La hausse des échouages observée au Royaume-Uni est liée à plusieurs facteurs environnementaux. La surpêche réduit les ressources alimentaires disponibles en mer, poussant les animaux à se rapprocher des côtes pour trouver de quoi se nourrir. Le réchauffement climatique modifie quant à lui les courants marins et la répartition des espèces, ce qui peut désorienter ces animaux et les conduire à s’échouer sur des plages où ils ne se rendaient auparavant qu’exceptionnellement.

Les associations soulignent que ce phénomène ne concerne pas une seule région.
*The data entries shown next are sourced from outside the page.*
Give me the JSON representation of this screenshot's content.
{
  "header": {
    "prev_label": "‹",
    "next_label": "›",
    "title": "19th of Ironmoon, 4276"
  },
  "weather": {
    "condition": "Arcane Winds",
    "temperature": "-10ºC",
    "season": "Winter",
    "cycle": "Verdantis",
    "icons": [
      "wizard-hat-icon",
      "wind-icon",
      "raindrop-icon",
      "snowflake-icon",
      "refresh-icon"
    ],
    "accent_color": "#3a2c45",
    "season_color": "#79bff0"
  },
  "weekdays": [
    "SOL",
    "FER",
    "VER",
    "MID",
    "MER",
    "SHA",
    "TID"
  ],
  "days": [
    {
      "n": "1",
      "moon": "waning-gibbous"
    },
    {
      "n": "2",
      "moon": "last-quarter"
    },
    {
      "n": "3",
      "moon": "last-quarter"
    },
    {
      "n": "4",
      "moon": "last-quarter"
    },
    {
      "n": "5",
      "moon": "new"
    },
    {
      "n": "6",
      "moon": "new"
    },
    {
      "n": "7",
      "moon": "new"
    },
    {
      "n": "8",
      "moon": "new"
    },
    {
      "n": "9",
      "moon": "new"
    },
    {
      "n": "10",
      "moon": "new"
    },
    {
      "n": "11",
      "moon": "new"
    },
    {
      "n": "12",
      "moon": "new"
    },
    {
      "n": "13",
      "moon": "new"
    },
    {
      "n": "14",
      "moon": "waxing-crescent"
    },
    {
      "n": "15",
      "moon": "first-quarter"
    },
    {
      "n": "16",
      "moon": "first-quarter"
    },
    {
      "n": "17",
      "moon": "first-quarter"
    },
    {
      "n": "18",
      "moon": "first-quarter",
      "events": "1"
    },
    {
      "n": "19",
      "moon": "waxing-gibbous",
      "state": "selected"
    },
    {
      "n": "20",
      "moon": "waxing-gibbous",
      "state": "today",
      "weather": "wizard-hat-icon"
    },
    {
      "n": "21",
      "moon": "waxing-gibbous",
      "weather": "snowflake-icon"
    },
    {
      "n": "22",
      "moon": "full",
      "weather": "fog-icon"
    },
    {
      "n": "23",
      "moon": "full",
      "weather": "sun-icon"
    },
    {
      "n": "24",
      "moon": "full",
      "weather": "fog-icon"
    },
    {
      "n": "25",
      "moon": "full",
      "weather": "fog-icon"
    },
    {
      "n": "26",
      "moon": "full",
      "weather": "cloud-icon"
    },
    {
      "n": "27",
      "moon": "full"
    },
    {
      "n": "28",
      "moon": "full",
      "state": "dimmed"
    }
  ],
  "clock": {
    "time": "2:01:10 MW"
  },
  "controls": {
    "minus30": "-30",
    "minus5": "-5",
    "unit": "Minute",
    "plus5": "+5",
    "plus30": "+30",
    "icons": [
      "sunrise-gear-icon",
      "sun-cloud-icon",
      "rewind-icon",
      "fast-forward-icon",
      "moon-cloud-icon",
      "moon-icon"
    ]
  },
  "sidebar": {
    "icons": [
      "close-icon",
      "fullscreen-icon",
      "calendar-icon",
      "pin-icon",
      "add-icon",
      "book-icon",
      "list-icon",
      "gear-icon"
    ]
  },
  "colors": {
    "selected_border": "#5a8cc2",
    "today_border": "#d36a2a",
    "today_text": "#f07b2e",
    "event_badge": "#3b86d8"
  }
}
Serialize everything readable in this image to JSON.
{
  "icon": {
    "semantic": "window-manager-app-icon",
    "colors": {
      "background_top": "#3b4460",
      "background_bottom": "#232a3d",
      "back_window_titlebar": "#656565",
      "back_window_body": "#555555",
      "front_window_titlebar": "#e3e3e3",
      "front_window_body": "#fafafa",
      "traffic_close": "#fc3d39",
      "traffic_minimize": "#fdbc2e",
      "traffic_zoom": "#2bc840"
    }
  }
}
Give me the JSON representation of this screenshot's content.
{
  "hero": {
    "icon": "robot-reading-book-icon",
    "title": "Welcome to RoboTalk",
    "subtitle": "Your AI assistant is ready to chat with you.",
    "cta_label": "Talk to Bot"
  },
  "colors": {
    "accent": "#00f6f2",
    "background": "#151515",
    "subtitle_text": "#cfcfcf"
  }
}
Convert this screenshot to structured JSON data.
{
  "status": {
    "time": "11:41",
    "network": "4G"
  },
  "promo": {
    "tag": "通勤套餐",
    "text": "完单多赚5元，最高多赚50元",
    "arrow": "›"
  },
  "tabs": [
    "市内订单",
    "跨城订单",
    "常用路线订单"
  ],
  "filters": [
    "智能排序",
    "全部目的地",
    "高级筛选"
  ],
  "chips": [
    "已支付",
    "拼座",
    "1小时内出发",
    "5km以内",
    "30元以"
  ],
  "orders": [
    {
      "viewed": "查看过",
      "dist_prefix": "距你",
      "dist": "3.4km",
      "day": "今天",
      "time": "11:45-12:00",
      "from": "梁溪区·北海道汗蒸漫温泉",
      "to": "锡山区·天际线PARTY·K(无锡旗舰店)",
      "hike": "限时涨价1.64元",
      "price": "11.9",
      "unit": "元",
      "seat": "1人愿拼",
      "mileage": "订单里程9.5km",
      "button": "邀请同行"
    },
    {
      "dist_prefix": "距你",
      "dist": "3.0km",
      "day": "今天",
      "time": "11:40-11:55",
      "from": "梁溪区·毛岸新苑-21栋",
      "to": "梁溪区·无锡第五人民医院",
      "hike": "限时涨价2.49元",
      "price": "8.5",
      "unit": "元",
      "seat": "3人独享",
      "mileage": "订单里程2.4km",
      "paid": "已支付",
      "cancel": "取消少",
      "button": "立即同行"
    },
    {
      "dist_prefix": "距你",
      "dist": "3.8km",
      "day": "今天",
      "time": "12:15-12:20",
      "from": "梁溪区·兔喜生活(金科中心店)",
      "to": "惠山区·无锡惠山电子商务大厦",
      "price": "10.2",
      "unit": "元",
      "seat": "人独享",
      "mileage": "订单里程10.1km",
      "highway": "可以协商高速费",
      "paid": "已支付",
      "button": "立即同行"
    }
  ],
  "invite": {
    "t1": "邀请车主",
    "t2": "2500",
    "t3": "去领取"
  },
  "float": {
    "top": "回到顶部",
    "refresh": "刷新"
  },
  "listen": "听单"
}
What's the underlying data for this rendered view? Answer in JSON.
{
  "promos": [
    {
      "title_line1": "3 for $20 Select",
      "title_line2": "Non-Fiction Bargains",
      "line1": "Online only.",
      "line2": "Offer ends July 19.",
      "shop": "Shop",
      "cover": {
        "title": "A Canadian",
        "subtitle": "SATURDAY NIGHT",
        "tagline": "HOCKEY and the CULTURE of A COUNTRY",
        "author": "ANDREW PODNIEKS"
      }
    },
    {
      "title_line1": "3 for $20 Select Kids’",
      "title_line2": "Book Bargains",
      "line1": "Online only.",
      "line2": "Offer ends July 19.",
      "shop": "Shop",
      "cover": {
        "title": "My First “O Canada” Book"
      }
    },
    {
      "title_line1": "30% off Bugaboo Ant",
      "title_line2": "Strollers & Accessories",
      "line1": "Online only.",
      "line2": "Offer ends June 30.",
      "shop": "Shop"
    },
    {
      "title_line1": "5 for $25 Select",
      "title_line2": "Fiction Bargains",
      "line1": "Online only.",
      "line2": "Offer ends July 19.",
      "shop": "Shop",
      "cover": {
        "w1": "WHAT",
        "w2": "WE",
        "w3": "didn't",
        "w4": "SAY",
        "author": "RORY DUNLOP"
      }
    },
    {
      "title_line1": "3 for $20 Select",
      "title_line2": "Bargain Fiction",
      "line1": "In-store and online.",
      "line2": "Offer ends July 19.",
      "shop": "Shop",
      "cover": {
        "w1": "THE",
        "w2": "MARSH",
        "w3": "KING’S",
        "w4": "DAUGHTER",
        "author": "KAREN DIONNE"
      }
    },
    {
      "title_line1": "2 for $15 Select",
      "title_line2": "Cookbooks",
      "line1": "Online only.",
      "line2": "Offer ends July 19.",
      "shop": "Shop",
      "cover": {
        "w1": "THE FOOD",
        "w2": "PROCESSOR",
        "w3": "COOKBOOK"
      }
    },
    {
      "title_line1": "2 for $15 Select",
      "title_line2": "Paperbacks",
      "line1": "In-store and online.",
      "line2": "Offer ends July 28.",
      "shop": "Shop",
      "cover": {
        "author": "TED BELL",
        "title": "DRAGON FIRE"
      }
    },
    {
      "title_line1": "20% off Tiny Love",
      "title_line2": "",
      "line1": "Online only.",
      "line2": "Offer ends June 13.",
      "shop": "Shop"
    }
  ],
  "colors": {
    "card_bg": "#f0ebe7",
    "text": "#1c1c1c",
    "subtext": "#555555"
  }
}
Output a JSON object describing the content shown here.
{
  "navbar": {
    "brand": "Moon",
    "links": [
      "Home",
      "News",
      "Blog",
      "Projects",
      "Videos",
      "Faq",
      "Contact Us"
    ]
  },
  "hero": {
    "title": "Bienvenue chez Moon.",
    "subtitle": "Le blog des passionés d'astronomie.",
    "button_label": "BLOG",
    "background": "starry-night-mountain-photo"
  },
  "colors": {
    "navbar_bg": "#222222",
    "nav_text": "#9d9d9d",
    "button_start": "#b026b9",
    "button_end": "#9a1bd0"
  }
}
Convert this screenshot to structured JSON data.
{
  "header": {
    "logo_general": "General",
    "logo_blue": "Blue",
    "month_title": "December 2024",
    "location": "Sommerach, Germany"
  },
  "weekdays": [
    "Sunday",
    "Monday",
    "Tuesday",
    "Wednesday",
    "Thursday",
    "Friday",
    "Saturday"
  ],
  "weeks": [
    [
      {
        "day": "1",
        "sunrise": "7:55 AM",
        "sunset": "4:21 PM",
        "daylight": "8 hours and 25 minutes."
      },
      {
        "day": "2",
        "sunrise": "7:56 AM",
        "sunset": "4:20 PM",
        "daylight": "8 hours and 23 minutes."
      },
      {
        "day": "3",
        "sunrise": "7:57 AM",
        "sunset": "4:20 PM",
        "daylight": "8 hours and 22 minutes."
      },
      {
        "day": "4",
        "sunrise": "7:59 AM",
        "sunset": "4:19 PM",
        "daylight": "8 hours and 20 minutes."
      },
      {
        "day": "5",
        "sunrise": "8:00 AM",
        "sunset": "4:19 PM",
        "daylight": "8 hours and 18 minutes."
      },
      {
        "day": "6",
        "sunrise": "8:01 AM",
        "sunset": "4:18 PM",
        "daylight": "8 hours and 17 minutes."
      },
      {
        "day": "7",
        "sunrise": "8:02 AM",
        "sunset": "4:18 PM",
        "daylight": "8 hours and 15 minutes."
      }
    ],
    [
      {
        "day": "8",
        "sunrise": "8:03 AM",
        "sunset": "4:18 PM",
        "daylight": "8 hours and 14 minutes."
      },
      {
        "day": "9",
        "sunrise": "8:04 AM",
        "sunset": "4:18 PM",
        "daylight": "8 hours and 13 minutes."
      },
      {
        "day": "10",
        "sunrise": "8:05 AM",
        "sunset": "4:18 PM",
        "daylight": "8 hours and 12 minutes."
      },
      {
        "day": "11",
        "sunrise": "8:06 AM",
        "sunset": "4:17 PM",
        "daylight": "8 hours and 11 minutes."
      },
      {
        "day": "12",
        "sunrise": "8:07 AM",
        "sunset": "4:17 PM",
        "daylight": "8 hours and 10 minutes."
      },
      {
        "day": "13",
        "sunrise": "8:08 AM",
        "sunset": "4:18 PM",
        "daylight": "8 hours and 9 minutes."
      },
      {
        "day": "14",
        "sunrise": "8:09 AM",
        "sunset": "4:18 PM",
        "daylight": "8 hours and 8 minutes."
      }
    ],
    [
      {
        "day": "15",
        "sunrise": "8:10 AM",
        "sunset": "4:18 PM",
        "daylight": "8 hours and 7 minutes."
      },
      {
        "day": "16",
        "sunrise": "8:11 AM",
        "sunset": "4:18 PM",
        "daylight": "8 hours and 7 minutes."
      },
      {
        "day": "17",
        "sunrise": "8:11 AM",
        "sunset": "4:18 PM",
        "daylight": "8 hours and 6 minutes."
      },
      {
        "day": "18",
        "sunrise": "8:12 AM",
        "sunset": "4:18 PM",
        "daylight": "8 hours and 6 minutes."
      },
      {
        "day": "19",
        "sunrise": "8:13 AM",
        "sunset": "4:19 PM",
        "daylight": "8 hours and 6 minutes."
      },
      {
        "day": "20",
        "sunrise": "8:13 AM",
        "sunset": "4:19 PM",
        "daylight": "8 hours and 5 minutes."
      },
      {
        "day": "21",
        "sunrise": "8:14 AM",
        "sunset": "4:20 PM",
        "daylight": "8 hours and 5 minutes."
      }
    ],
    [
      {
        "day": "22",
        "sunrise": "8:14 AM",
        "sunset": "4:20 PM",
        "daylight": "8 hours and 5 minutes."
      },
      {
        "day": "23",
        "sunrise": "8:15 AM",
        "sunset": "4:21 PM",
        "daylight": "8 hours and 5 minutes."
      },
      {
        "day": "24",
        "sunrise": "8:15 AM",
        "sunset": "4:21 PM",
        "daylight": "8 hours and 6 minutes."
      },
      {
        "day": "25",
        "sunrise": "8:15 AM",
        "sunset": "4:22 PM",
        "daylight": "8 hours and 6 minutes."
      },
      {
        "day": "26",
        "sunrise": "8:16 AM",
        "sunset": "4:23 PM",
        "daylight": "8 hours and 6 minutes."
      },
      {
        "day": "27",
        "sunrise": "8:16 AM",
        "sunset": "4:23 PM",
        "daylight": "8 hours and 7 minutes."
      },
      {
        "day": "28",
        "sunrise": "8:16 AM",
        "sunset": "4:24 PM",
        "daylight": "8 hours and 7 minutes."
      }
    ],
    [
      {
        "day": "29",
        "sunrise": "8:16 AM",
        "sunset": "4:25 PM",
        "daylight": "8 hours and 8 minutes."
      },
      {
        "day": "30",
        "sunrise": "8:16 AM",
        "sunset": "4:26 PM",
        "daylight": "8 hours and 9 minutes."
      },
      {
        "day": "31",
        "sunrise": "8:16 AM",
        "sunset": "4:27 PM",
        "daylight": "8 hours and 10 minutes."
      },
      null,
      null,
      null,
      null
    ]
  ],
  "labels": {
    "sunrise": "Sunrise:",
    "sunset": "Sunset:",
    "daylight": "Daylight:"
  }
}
Le besoin de bénévoles se fait sentir sur l’ensemble du littoral britannique, des zones les plus touristiques aux criques isolées. Les ateliers sont conçus pour être accessibles au plus grand nombre, sans prérequis particulier, et permettent aux volontaires d’acquérir les connaissances nécessaires pour être opérationnels rapidement.

À terme, l’objectif est de constituer un maillage suffisamment dense pour que chaque plage puisse bénéficier d’une réponse rapide en cas d’échouage. Les associations poursuivent donc leurs campagnes de recrutement et espèrent que ces formations attireront de nouveaux bénévoles, alors que la pression sur les écosystèmes marins ne cesse de s’intensifier.